Walkhighlands munro info

The reason I wanted to use walkhighlands data is that it has a bunch of route information that I could use for exploration that wasn’t contained in the Database of British and Irish Hills that is the base of the Tidy Tuesday data:

  • Region
  • Estimated length of walk in hours
  • Distance of walk
  • Total ascent of route (not just of each individual Munro)
  • Route descriptions

I contacted walkhighlands to ask permission to share what I’ve done and they said yes because they’re lovely. I’ve still decided not to include the code I used for web scraping so I don’t inadvertently cause them any issues and so I’ll just describe roughly what I did instead.

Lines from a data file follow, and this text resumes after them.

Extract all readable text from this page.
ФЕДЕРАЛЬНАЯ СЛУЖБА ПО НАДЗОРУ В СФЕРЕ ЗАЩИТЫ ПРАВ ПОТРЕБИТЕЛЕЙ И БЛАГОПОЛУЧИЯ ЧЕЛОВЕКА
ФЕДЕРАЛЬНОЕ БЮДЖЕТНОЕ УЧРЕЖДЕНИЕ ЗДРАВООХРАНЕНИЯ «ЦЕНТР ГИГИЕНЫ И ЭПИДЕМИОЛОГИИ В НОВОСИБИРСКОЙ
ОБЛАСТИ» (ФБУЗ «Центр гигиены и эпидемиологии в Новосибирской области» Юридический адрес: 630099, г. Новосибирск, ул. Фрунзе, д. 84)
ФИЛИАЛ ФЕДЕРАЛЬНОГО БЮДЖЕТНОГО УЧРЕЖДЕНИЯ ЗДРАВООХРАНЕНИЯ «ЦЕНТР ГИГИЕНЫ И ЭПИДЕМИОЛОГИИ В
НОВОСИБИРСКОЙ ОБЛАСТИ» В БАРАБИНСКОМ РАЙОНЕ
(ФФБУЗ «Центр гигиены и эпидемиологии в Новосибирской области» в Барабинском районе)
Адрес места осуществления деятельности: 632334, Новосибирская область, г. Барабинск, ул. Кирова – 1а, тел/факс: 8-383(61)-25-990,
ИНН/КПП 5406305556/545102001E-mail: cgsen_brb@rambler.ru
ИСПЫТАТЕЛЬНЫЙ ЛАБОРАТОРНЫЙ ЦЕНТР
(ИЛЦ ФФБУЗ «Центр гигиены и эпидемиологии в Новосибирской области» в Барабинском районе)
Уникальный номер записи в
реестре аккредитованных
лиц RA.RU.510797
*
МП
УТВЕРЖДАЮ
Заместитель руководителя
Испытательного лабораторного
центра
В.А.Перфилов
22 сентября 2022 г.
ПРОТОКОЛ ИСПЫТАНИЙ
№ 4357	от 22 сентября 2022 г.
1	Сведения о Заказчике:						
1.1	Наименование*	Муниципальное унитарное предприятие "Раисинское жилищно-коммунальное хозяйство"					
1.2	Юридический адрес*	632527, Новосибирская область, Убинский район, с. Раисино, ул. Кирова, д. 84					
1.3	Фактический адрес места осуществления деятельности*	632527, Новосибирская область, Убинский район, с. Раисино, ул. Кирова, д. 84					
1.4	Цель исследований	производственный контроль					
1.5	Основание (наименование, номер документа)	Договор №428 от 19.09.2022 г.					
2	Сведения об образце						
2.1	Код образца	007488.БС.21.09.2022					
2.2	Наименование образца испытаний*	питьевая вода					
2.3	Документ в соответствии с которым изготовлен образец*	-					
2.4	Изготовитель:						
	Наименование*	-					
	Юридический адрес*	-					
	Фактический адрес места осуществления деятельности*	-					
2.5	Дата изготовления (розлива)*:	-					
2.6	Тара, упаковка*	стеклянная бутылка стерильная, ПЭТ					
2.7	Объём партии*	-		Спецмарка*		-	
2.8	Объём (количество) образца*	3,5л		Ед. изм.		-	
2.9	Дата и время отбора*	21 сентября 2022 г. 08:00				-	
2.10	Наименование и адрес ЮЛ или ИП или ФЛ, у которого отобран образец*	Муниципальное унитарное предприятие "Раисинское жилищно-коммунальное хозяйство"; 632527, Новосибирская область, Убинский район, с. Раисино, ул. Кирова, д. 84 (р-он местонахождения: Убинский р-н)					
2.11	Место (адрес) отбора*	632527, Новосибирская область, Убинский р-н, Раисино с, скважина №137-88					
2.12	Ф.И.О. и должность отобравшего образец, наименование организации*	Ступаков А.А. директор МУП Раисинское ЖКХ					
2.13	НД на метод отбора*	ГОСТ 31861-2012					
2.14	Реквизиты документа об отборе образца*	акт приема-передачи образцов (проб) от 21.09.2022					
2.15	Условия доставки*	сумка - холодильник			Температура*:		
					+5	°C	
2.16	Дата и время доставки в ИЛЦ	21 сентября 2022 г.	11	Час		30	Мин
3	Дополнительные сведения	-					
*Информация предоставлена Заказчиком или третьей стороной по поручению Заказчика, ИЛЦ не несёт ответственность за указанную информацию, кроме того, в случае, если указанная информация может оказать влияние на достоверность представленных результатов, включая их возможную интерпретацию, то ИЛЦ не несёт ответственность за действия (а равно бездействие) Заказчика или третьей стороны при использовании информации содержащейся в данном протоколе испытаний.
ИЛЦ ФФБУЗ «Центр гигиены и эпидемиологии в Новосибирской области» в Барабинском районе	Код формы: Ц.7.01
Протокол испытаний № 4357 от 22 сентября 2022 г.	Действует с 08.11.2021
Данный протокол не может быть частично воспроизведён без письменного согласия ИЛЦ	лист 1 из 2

The approach was to first scrape walkhighlands for the list of Munros, the region in which they are located, and their height from the Munro A-Z page. Then it took one route for each munro (the first listed), the min and max estimated walk time, distance in km, total ascent in metres, and used regex to look for certain words that describe walk features that might be of interest (scramble, exposed, arete, river, spate, bog). walkhighlands also provides a Grade rating for each walk as well as a bog factor, however, these are represented as images, and try as I (well, AI) might, I could not get it to parse this information.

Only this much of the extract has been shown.